Comment l’ambiance a-t-elle changé après tout ?

« Les individus et les organisations s’y intéressent depuis les années 1990. En 1995, Roy Kaikusi Groenberg de la fondation Eer en Herstel a été le premier citoyen à envoyer des lettres aux ministres, dans lesquelles il a été le premier à plaider pour des excuses des Pays-Bas pour son passé esclavagiste. C’était encore très sensible à l’époque, tout comme nommer le racisme. Groenberg écrivait dans une lettre du Volkskrant à l’époque : « Tard [premier] Kok condamne tout ce que nos ancêtres ont fait au peuple surinamais au cours des quatre cents dernières années, s’excuse et promet d’aller mieux.

Linda Nooitmeer: ​​​​«Après cela, c’est devenu calme pendant longtemps. NiNSee a été fondé en 2002, nous avons également plaidé pour des excuses, mais la subvention a été perdue et nous avons perdu notre influence. Ce n’est qu’autour de l’émergence de Black Lives Matter aux États-Unis que l’ambiance aux Pays-Bas a changé. Depuis, tout s’est accéléré. Il y a beaucoup plus de sensibilisation au racisme et au passé colonial. C’est encore assez difficile, voir le rapport sur le racisme institutionnel au ministère des Affaires étrangères. Mais les Pays-Bas commencent à regarder leur propre histoire différemment. Je revenais tout juste de faire des courses, et une connaissance, un homme plus âgé, m’a dit qu’il venait d’acheter le livre Robbed state. Ce genre d’étapes est si important. Roof state, d’Ewald Vanvugt, parle du passé colonial néerlandais.
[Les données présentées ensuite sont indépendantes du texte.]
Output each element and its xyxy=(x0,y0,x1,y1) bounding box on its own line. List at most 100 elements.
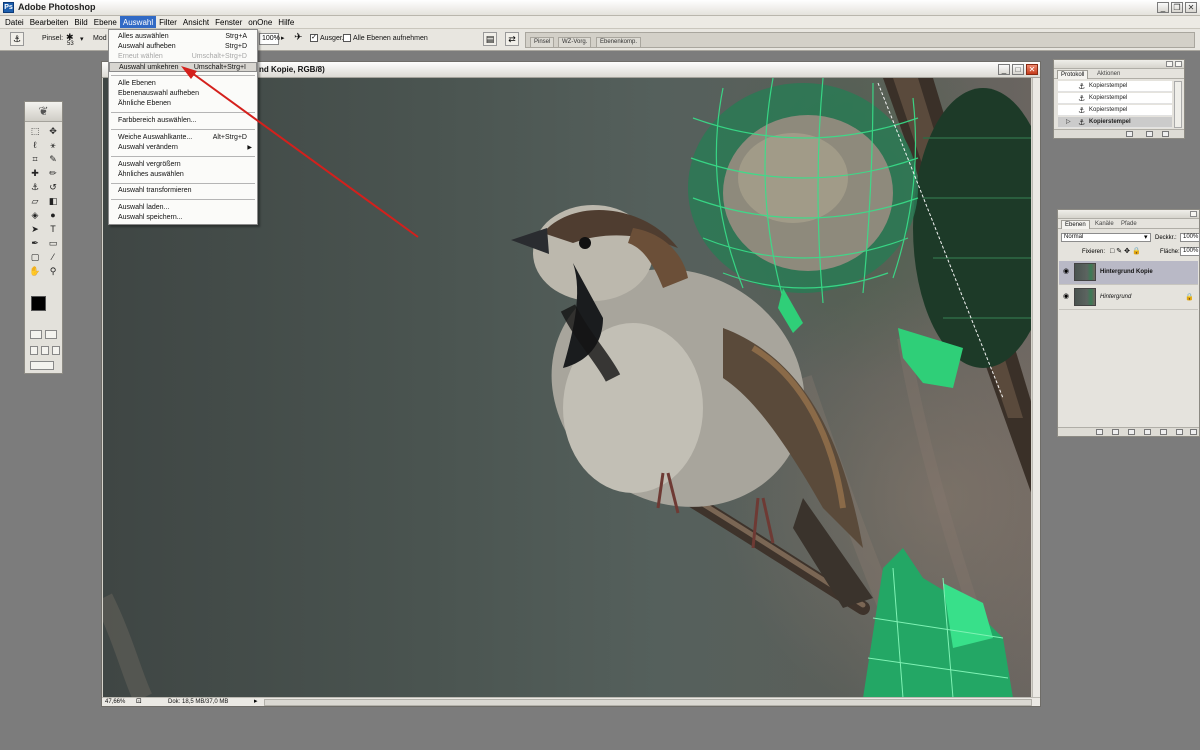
menu-onone[interactable]: onOne xyxy=(245,16,275,28)
screen-mode-full-button[interactable] xyxy=(52,346,60,355)
adjustment-layer-icon[interactable] xyxy=(1144,429,1151,435)
menu-item-aehnliche-ebenen[interactable]: Ähnliche Ebenen xyxy=(109,99,257,109)
menu-hilfe[interactable]: Hilfe xyxy=(275,16,297,28)
history-brush-tool-icon[interactable]: ↺ xyxy=(45,181,61,193)
clone-stamp-tool-icon[interactable]: ⚓ xyxy=(10,32,24,46)
layer-row[interactable]: ◉ Hintergrund 🔒 xyxy=(1059,286,1198,310)
tab-kanaele[interactable]: Kanäle xyxy=(1092,220,1117,229)
eraser-tool-icon[interactable]: ▱ xyxy=(27,195,43,207)
new-group-icon[interactable] xyxy=(1160,429,1167,435)
panel-close-button[interactable] xyxy=(1175,61,1182,67)
screen-mode-full-menu-button[interactable] xyxy=(41,346,49,355)
blend-mode-select[interactable]: Normal xyxy=(1061,233,1151,242)
slice-tool-icon[interactable]: ✎ xyxy=(45,153,61,165)
link-layers-icon[interactable] xyxy=(1096,429,1103,435)
gradient-tool-icon[interactable]: ◧ xyxy=(45,195,61,207)
menu-ansicht[interactable]: Ansicht xyxy=(180,16,212,28)
menu-item-weiche-auswahlkante[interactable]: Weiche Auswahlkante... Alt+Strg+D xyxy=(109,133,257,143)
menu-item-auswahl-vergroessern[interactable]: Auswahl vergrößern xyxy=(109,160,257,170)
brush-tool-icon[interactable]: ✏ xyxy=(45,167,61,179)
blend-mode-arrow-icon[interactable]: ▾ xyxy=(1144,233,1148,242)
tab-protokoll[interactable]: Protokoll xyxy=(1057,70,1089,79)
menu-bearbeiten[interactable]: Bearbeiten xyxy=(27,16,72,28)
dodge-tool-icon[interactable]: ● xyxy=(45,209,61,221)
menu-item-auswahl-speichern[interactable]: Auswahl speichern... xyxy=(109,213,257,223)
well-tab-wz-vorg[interactable]: WZ-Vorg. xyxy=(558,37,592,48)
path-selection-tool-icon[interactable]: ➤ xyxy=(27,223,43,235)
new-document-from-state-icon[interactable] xyxy=(1126,131,1133,137)
hand-tool-icon[interactable]: ✋ xyxy=(27,265,43,277)
doc-maximize-button[interactable]: □ xyxy=(1012,64,1024,75)
eyedropper-tool-icon[interactable]: ⁄ xyxy=(45,251,61,263)
close-button[interactable]: ✕ xyxy=(1185,2,1197,13)
menu-auswahl[interactable]: Auswahl xyxy=(119,16,157,28)
doc-close-button[interactable]: ✕ xyxy=(1026,64,1038,75)
magic-wand-tool-icon[interactable]: ⚹ xyxy=(45,139,61,151)
menu-item-farbbereich-auswaehlen[interactable]: Farbbereich auswählen... xyxy=(109,116,257,126)
opacity-slider-arrow-icon[interactable]: ▸ xyxy=(281,34,285,42)
restore-button[interactable]: ❐ xyxy=(1171,2,1183,13)
menu-item-auswahl-aufheben[interactable]: Auswahl aufheben Strg+D xyxy=(109,42,257,52)
healing-brush-tool-icon[interactable]: ✚ xyxy=(27,167,43,179)
vertical-scrollbar[interactable] xyxy=(1032,78,1040,698)
history-state-row[interactable]: ▷ ⚓ Kopierstempel xyxy=(1058,117,1172,128)
adobe-feather-icon[interactable]: ❦ xyxy=(25,102,62,122)
delete-layer-icon[interactable] xyxy=(1190,429,1197,435)
horizontal-scrollbar[interactable] xyxy=(264,699,1032,706)
well-tab-ebenenkomp[interactable]: Ebenenkomp. xyxy=(596,37,642,48)
move-tool-icon[interactable]: ✥ xyxy=(45,125,61,137)
layer-fill-field[interactable]: 100% xyxy=(1180,247,1200,256)
blur-tool-icon[interactable]: ◈ xyxy=(27,209,43,221)
lasso-tool-icon[interactable]: ℓ xyxy=(27,139,43,151)
history-state-row[interactable]: ⚓ Kopierstempel xyxy=(1058,93,1172,104)
menu-item-auswahl-umkehren[interactable]: Auswahl umkehren Umschalt+Strg+I xyxy=(109,62,257,72)
pen-tool-icon[interactable]: ✒ xyxy=(27,237,43,249)
tab-ebenen[interactable]: Ebenen xyxy=(1061,220,1090,229)
history-state-row[interactable]: ⚓ Kopierstempel xyxy=(1058,81,1172,92)
layer-mask-icon[interactable] xyxy=(1128,429,1135,435)
brush-picker-arrow-icon[interactable]: ▾ xyxy=(80,35,84,43)
tab-aktionen[interactable]: Aktionen xyxy=(1094,70,1123,79)
menu-item-alles-auswaehlen[interactable]: Alles auswählen Strg+A xyxy=(109,32,257,42)
history-scrollbar[interactable] xyxy=(1174,81,1182,128)
toggle-palette-icon[interactable]: ⇄ xyxy=(505,32,519,46)
quick-mask-button[interactable] xyxy=(45,330,57,339)
notes-tool-icon[interactable]: ▢ xyxy=(27,251,43,263)
marquee-tool-icon[interactable]: ⬚ xyxy=(27,125,43,137)
status-menu-arrow-icon[interactable]: ▸ xyxy=(254,698,258,706)
tab-pfade[interactable]: Pfade xyxy=(1118,220,1140,229)
menu-fenster[interactable]: Fenster xyxy=(212,16,245,28)
menu-item-auswahl-transformieren[interactable]: Auswahl transformieren xyxy=(109,186,257,196)
type-tool-icon[interactable]: T xyxy=(45,223,61,235)
layer-row[interactable]: ◉ Hintergrund Kopie xyxy=(1059,261,1198,285)
menu-item-aehnliches-auswaehlen[interactable]: Ähnliches auswählen xyxy=(109,170,257,180)
crop-tool-icon[interactable]: ⌗ xyxy=(27,153,43,165)
screen-mode-standard-button[interactable] xyxy=(30,346,38,355)
minimize-button[interactable]: _ xyxy=(1157,2,1169,13)
airbrush-icon[interactable]: ✈ xyxy=(294,32,302,43)
layer-opacity-field[interactable]: 100% xyxy=(1180,233,1200,242)
zoom-tool-icon[interactable]: ⚲ xyxy=(45,265,61,277)
jump-to-imageready-button[interactable] xyxy=(30,361,54,370)
menu-item-alle-ebenen[interactable]: Alle Ebenen xyxy=(109,79,257,89)
standard-mode-button[interactable] xyxy=(30,330,42,339)
file-browser-icon[interactable]: ▤ xyxy=(483,32,497,46)
lock-options-icons[interactable]: □✎✥🔒 xyxy=(1110,247,1143,256)
zoom-preview-icon[interactable]: ⊡ xyxy=(136,698,142,706)
zoom-level[interactable]: 47,66% xyxy=(105,698,133,706)
delete-state-icon[interactable] xyxy=(1162,131,1169,137)
menu-item-auswahl-veraendern[interactable]: Auswahl verändern ▶ xyxy=(109,143,257,153)
shape-tool-icon[interactable]: ▭ xyxy=(45,237,61,249)
menu-datei[interactable]: Datei xyxy=(2,16,27,28)
clone-stamp-tool-icon[interactable]: ⚓ xyxy=(27,181,43,193)
menu-item-auswahl-laden[interactable]: Auswahl laden... xyxy=(109,203,257,213)
visibility-eye-icon[interactable]: ◉ xyxy=(1062,268,1070,276)
menu-item-ebenenauswahl-aufheben[interactable]: Ebenenauswahl aufheben xyxy=(109,89,257,99)
opacity-field[interactable]: 100% xyxy=(259,33,280,45)
menu-filter[interactable]: Filter xyxy=(156,16,180,28)
panel-minimize-button[interactable] xyxy=(1190,211,1197,217)
visibility-eye-icon[interactable]: ◉ xyxy=(1062,293,1070,301)
aligned-checkbox[interactable]: ✓ xyxy=(310,34,318,42)
panel-minimize-button[interactable] xyxy=(1166,61,1173,67)
foreground-color-swatch[interactable] xyxy=(31,296,46,311)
Les excuses sont surtout institutionnelles, vous avez dit. Mais quelle importance ont-ils pour vous personnellement ?

« C’est très important pour moi. Ces derniers jours, j’ai compris que je faisais partie de ce moment. Mon nom, mon histoire familiale. Je suis sûr que mon arrière-arrière-grand-père aurait voulu cette reconnaissance. Cette prise de conscience me frappe vraiment. C’est spécial que cela se produise encore.